Even though his budget has not been approved by the legislature yet, much less implemented, it is already having negative effects. Namely, chasing away some of the nation's top researchers, such as Anne Sales:
One candidate, Anne Sales, was chosen for a new endowed, tenured faculty chair in nursing and is said to have cited Gov. Scott Walker’s $300 million budget cut proposal to UW System.
“She has changed her mind about my offer and will accept a compelling counteroffer at Michigan,” Katharyn May, dean of the nursing school, wrote to chancellor Rebecca Blank on Feb. 5. “The candidate received the Michigan offer as the budget news was breaking on the national scene, and in her words, she is ‘unwilling to risk’ shifting her research program here, when Michigan is clearly willing to invest in it.”
But wait! There's more. There's always more:
Charles Roberts, a medical doctor who runs a cancer research lab affiliated with Harvard University, was the school’s choice for director of the prestigious Carbone Cancer Center.

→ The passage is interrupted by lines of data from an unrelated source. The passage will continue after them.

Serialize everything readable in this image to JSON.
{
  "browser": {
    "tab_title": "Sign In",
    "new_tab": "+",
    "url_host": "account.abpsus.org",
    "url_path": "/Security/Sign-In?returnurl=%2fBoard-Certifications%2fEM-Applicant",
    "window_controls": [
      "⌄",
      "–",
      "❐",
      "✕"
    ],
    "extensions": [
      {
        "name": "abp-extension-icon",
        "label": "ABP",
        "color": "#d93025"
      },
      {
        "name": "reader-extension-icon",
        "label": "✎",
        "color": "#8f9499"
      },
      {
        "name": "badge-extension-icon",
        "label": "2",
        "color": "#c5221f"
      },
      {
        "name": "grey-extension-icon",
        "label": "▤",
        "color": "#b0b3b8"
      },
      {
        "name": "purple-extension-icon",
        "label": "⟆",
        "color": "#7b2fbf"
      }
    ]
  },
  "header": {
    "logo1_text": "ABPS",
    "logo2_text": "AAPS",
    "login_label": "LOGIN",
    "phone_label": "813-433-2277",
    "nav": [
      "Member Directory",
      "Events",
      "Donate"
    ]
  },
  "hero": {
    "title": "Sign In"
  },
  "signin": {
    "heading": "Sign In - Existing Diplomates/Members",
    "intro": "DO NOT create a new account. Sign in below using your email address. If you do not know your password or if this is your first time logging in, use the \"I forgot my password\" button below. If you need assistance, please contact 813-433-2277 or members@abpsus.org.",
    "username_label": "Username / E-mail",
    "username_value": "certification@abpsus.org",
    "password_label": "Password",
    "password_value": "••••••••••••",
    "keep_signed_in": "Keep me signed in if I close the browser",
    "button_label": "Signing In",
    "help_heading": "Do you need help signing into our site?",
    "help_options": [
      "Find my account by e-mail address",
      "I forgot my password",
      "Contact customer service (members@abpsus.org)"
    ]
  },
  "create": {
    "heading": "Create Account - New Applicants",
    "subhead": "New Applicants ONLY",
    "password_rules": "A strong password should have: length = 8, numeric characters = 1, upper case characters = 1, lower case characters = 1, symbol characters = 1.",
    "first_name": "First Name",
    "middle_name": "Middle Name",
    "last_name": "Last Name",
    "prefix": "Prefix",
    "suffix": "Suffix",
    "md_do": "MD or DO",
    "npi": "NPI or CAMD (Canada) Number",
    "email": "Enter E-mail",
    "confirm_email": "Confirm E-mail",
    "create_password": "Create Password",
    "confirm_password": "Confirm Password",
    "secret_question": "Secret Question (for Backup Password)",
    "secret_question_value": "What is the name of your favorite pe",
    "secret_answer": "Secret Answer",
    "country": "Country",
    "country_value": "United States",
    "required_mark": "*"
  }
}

Blank cited him at a February meeting of the UW System Board of Regents, describing him as “a really top-notch researcher” and telling regents that Walker’s proposed budget cuts — and the headlines they made nationally — had caused him to back out of consideration.
“He’s really afraid that if he comes here, we will not be able to invest in research in medical sciences of the sort that is needed in the years ahead to be the sort of place that he wants to be,” she said.
In a Feb. 4 email to Blank provided by the university, Roberts — who along with his wife is a native of Wisconsin — described withdrawing as the most difficult decision of his professional career.
“The University of Wisconsin is a wonderful place and will always be home in my heart,” he said. “And for my wife as well. We both have many positive feelings about UW and about Madison.”
Roberts did not respond to a phone and email message left with him on Wednesday.
He cited funding issues in explaining why he wasn’t taking the job but did not, in the emails provided, specifically cite Walker’s proposed cuts. He noted that Carbone, while historically highly regarded nationally, had in recent years “carried substantially less impact” and that continued funding looked uncertain.
“I became concerned that without considerably greater new funds that the Director would not be able to facilitate (new, innovative research) and that the Center could even potentially be at risk,” he said.
Wisconsin is not only losing top notch candidates. Every UW campus is offering buy outs to hundreds of employees in preparation for the cuts.
Students in the system are not only losing quality faculty, but even the fatted calf of sports are getting cut due to Walker's myopic and maleficent budget.
I don't know, but Walker must have been really traumatized by his failure in college to hold such a malicious attitude to higher learning.